Despite all the talk of constriction in the credit markets, Wall Street's buyback binge continues. Tech firms seem particularly active, with McAfee (NYSE: MFE) laying out $750 million last month, and IBM (NYSE: IBM) going whole hog on a $15 billion repurchase authorization. This morning's news revealed that Juniper Networks (Nasdaq: JNPR) wants a few of its own shares back, authorizing the repurchase of a cool $1 billion -- and promising to buy back more in the future. Which brings us to our two key questions:

Can it pay?
Absolutely. Juniper has nearly $2 billion in cash in the bank. That's enough to cover the $300 million remaining from the firm's previous buyback authorizations, the new $1 billion buyback, and more. And speaking of "more," Juniper generated free cash flow of roughly $640 million over the last 12 months. If it keeps churning out cash at that rate, further buybacks could be in the offing.

Should it pay?
But would that be a good idea? To "quality check" the Foolishness of Juniper's decision, let's see how the stock stacks up against a few of its closest competitors:

P/E

Price to Free Cash Flow

Projected Growth Rate

Juniper

42

21

21%

Alcatel-Lucent (NYSE: ALU)

n/a

n/a*

12%

Cisco (Nasdaq: CSCO)

19

15

14%

*Alcatel-Lucent has yet to file its latest cash flow statement. However, over the four quarters preceding Q4 2007, the company had negative free cash flow of euro 417 million, and so a negative P/FCF ratio as well.
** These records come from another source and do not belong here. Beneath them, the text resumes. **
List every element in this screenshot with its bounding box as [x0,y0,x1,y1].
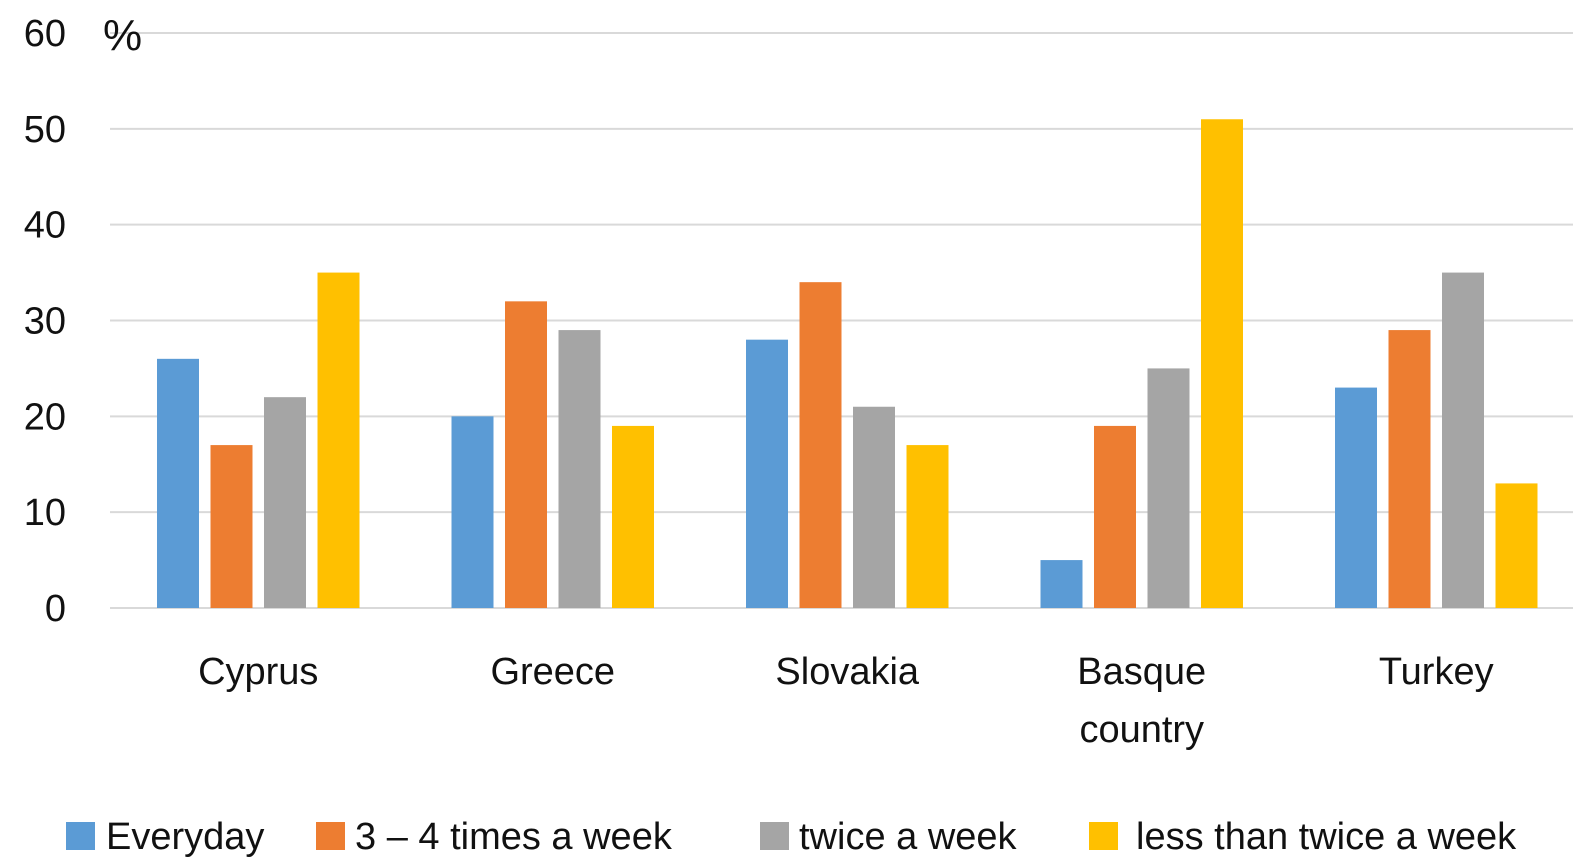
y-axis-unit-label: % [103,11,142,60]
y-tick-label: 60 [24,13,66,55]
bar [1442,272,1484,608]
bar [1388,330,1431,608]
x-axis-categories: Cyprus Greece Slovakia Basque country Turkey [198,651,1494,751]
x-category-label: Slovakia [775,651,919,693]
bar [1040,560,1083,608]
legend-swatch [1089,822,1118,850]
bar [1094,425,1136,608]
legend-swatch [66,822,95,850]
bar [1335,387,1377,608]
y-tick-label: 40 [24,205,66,247]
bar [505,301,547,608]
legend-item: 3 – 4 times a week [316,816,673,858]
bar [906,445,949,608]
legend-label: Everyday [106,816,264,858]
bar [210,445,253,608]
y-tick-label: 30 [24,301,66,343]
x-category-label: Turkey [1379,651,1494,693]
y-axis-ticks: 0 10 20 30 40 50 60 [24,13,66,630]
y-tick-label: 0 [45,588,66,630]
bar [1495,483,1538,608]
legend-swatch [316,822,345,850]
bar [317,272,360,608]
y-tick-label: 50 [24,109,66,151]
bar [799,282,842,608]
legend-swatch [760,822,789,850]
bar [1147,368,1190,608]
x-category-label: Basque country [1077,651,1206,751]
legend-label: 3 – 4 times a week [355,816,673,858]
bar [451,416,494,608]
y-tick-label: 20 [24,396,66,438]
y-tick-label: 10 [24,492,66,534]
bars [157,119,1538,608]
bar [157,358,199,608]
bar [612,425,654,608]
bar [853,406,895,608]
x-category-label: Greece [490,651,615,693]
legend-item: less than twice a week [1089,816,1517,858]
bar [746,339,788,608]
legend-label: twice a week [799,816,1018,858]
x-category-label: Cyprus [198,651,318,693]
bar [558,330,601,608]
legend: Everyday 3 – 4 times a week twice a week le… [66,816,1517,858]
legend-item: Everyday [66,816,264,858]
bar [264,397,306,608]
legend-item: twice a week [760,816,1018,858]
legend-label: less than twice a week [1136,816,1517,858]
bar [1201,119,1243,608]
Juniper's P/E makes this buyback seem overoptimistic at first glance. But if you delve deeper into the cash flow statement, you'll see that this stock is not at all as expensive as it first seems. While perhaps not a screaming bargain, the idea of paying 21 times free cash flow for a firm growing at 21% -- faster than any of its competitors -- has some merit.

Foolish takeaway
So why is it that Mr. Market is looking askance at Juniper's buyback, selling the stock off by more than 4% today? My hunch is that today's buyback isn't what's to blame -- it's tomorrow's that has investors upset. You see, Juniper promised to "initiate an on-going, share maintenance plan designed to offset dilution from the issuance of shares related to its employee stock plans."

Juniper may look cheap today, and it may be a good idea to take advantage of that cheapness by buying back shares. But if Juniper plans to undo any good that comes out of a buyback by just diluting shareholders further, then investors may be right to wonder who's reaping the benefit of these buybacks. I'm beginning to wonder, myself.